By 2019, ESG had been adopted by over 2 500 corporations with assets under management worth a total of $80-trillion. Over time, ESG objectives and targets converged with the UN’s Sustainable Development Goals (SDGs), as issues related to governance, the environment and society are effectively covered by all the 17 SDG goals. Today, we have a new convergence arena: net zero.
Net-zero corporate targets build on the work of the Taskforce on Climate-Related Financial Disclosures (TCFD), established in 2015 to mainstream climate issues in the financial sector and the allocation of future capital.
The TCFD is meant to highlight short- and long-term climate-related financial risks and liabilities, including transition risks associated with the phasing out of fossil fuels. The TFCD was established in 2015, with Michael Bloomberg as its chairperson, in an effort to further consider climate issues in the global financial system. As of February 2020, over 1 000 public and private companies with $138.8-trillion worth of assets under management had demonstrated their support.
Net-zero goals apply to countries, cities and corporations. An umbrella coalition has been established under the Race to Zero campaign, which was launched before COP 26. At COP 26, a coalition of financial institutions and investors, formed the Glasgow Financial Alliance for Net Zero, which is led by Mark Carney, former governor of the UK’s central bank.

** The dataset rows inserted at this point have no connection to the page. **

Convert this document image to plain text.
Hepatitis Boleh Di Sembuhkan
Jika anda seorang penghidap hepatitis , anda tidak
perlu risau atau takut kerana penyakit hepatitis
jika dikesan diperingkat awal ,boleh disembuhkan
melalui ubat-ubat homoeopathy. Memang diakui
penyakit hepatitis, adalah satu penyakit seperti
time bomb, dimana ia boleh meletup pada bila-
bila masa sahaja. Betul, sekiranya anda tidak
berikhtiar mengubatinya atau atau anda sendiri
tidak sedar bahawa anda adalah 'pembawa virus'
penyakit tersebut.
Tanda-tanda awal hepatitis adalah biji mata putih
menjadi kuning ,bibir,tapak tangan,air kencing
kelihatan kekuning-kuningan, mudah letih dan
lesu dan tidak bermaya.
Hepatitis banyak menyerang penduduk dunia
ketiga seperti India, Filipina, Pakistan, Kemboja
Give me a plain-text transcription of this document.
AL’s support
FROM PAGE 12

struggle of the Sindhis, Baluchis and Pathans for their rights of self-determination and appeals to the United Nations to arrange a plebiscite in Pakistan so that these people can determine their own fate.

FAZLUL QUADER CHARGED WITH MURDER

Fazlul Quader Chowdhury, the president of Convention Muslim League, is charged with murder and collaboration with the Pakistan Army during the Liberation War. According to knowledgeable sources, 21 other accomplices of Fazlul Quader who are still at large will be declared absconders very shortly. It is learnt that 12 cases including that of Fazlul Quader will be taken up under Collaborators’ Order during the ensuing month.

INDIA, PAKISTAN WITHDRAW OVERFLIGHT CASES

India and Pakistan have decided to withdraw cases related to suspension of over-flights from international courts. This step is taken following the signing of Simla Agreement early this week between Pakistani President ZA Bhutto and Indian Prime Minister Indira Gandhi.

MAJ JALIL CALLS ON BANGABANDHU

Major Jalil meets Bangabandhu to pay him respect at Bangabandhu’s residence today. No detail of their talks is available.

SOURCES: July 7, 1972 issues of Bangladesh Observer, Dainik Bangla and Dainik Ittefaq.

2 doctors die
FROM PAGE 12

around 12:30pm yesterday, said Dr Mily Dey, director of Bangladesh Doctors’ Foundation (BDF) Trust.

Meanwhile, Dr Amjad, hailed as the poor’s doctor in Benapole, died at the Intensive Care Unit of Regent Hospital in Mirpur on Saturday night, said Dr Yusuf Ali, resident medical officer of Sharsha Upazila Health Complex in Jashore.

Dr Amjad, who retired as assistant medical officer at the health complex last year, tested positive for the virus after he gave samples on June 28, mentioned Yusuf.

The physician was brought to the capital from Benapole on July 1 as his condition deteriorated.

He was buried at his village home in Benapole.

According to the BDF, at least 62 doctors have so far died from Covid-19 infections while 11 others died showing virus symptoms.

Net-zero goals can be seen as a new stretch target complementing ESG provisions, with climate issues taking increased prominence. Net-zero goals signal that significant structural shifts are on the horizon, given the pressure to reduce global emissions. The challenge that governments and citizens face is balancing economic wellbeing with climate goals. These are not mutually exclusive, but corporations can delay the process if ESG with net zero is a way to kick the can down the road and delay the transition process.